L’article L 153-1 du Code de commerce dispose désormais que s’il est demandé la communication ou la production d’une pièce dont il est allégué par une partie ou un tiers ou dont il a été jugé qu’elle est de nature à porter atteinte à un secret des affaires, le juge peut :
- Prendre connaissance seul de cette pièce et, s’il l’estime nécessaire, ordonner une expertise et solliciter l’avis, pour chacune des parties, d’une personne habilitée à l’assister ou la représenter, afin de décider s’il y a lieu d’appliquer des mesures de protection,
- Décider de limiter la communication ou la production de la pièce à certains de ses éléments, en ordonner la communication ou la production sous une forme de résumé ou en restreindre l’accès, pour chacune des parties, au plus à une personne physique et une personne habilitée à l’assister ou la représenter,
- Décider que les débats auront lieu et que la décision sera prononcée en chambre du conseil,
- Adapter la motivation de sa décision et les modalités de la publication de celle-ci aux nécessités de la protection du secret des affaires.

Plus précisément, le Code du commerce envisage désormais un placement sous séquestre provisoire des pièces demandées lorsque le Juge est saisi sur le fondement de l’article 145 du Code de procédure civile (Article R153-1 du Code de commerce).
Si le juge n’est pas saisi d’une demande de modification ou de rétractation de son ordonnance dans un délai d’un mois à compter de la signification de la décision, la mesure de séquestre provisoire est levée et les pièces sont transmises au requérant.

Par ailleurs, plus largement en cas de demande de communication de pièces en cours de procès, le Juge peut décider de restreindre l’accès à la pièce aux seules personnes habilitées à assister ou représenter les parties (Article R153-2 du Code de commerce).

Afin de préserver les droits de la personne bénéficiant du secret des affaires, il a également été mis en place une obligation de confidentialité pour toute personne ayant accès à une pièce ou au contenu d’une pièce considérée par le juge comme étant couverte ou susceptible d’être couverte par le secret des affaires (Article L153-2 du Code de commerce).

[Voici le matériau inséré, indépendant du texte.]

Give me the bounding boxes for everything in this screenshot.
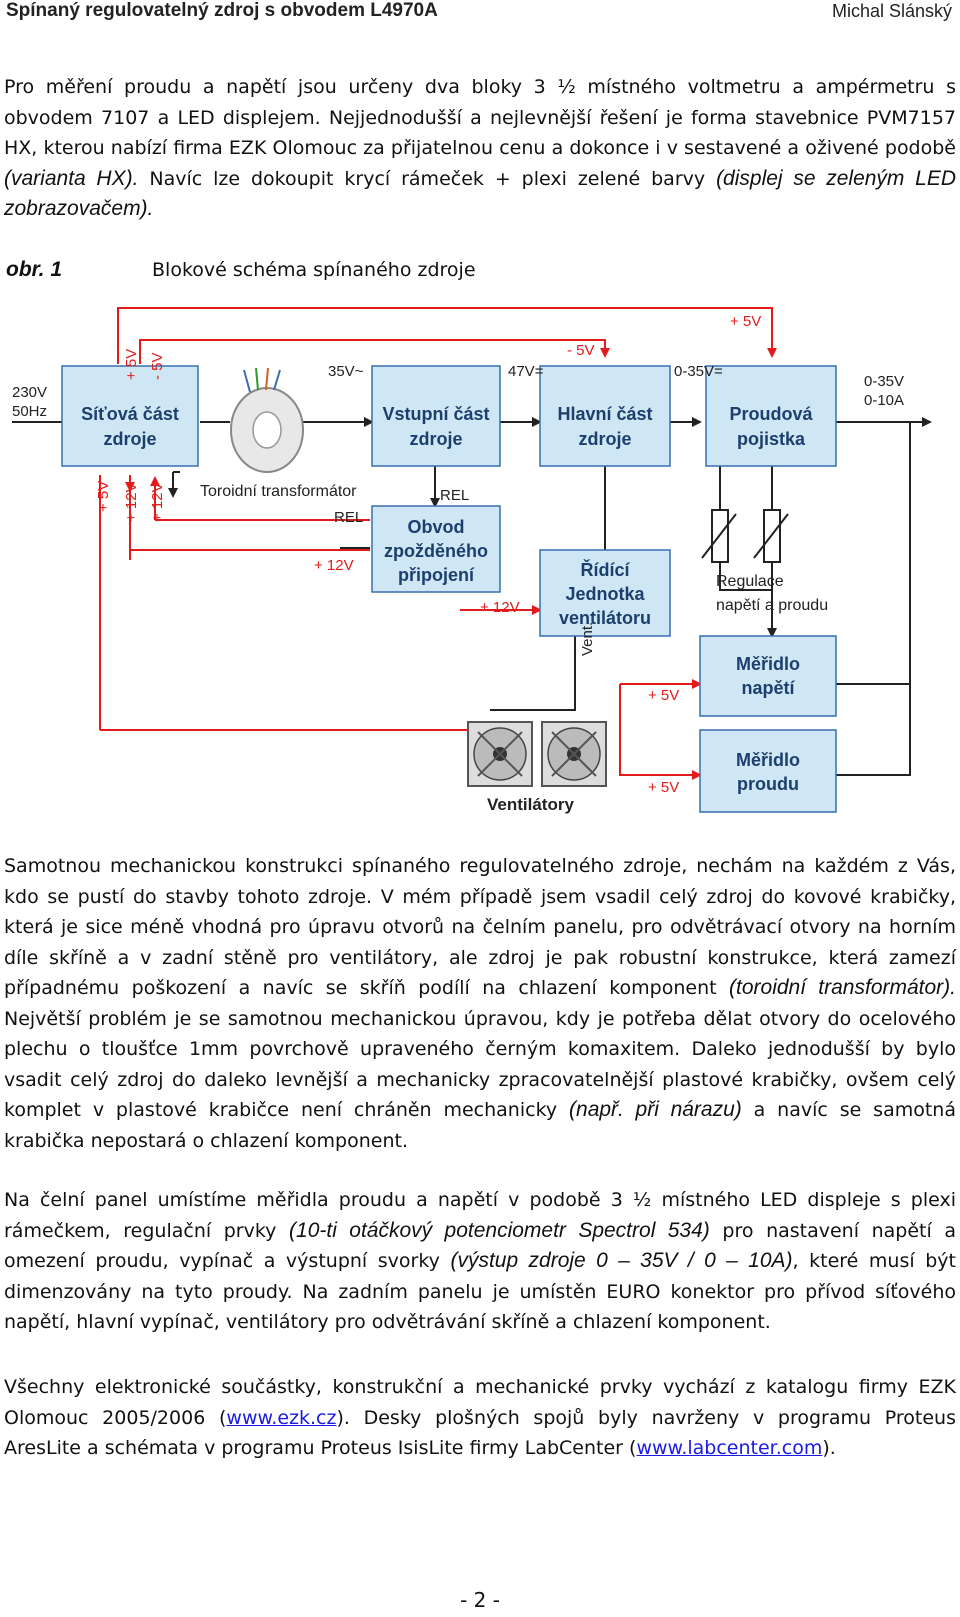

Après un examen, le juge peut refuser la communication ou la production de la pièce lorsque celle-ci n’est pas nécessaire à la solution du litige. En revanche, si elle est nécessaire sa communication est autorisée, en totalité ou partiellement selon les cas, même en cas d’atteinte au secret des affaires. Le cas échéant, le Juge doit désigner la personne habilitée à avoir accès à la pièce (Article R 153-5 et suivants du Code de commerce).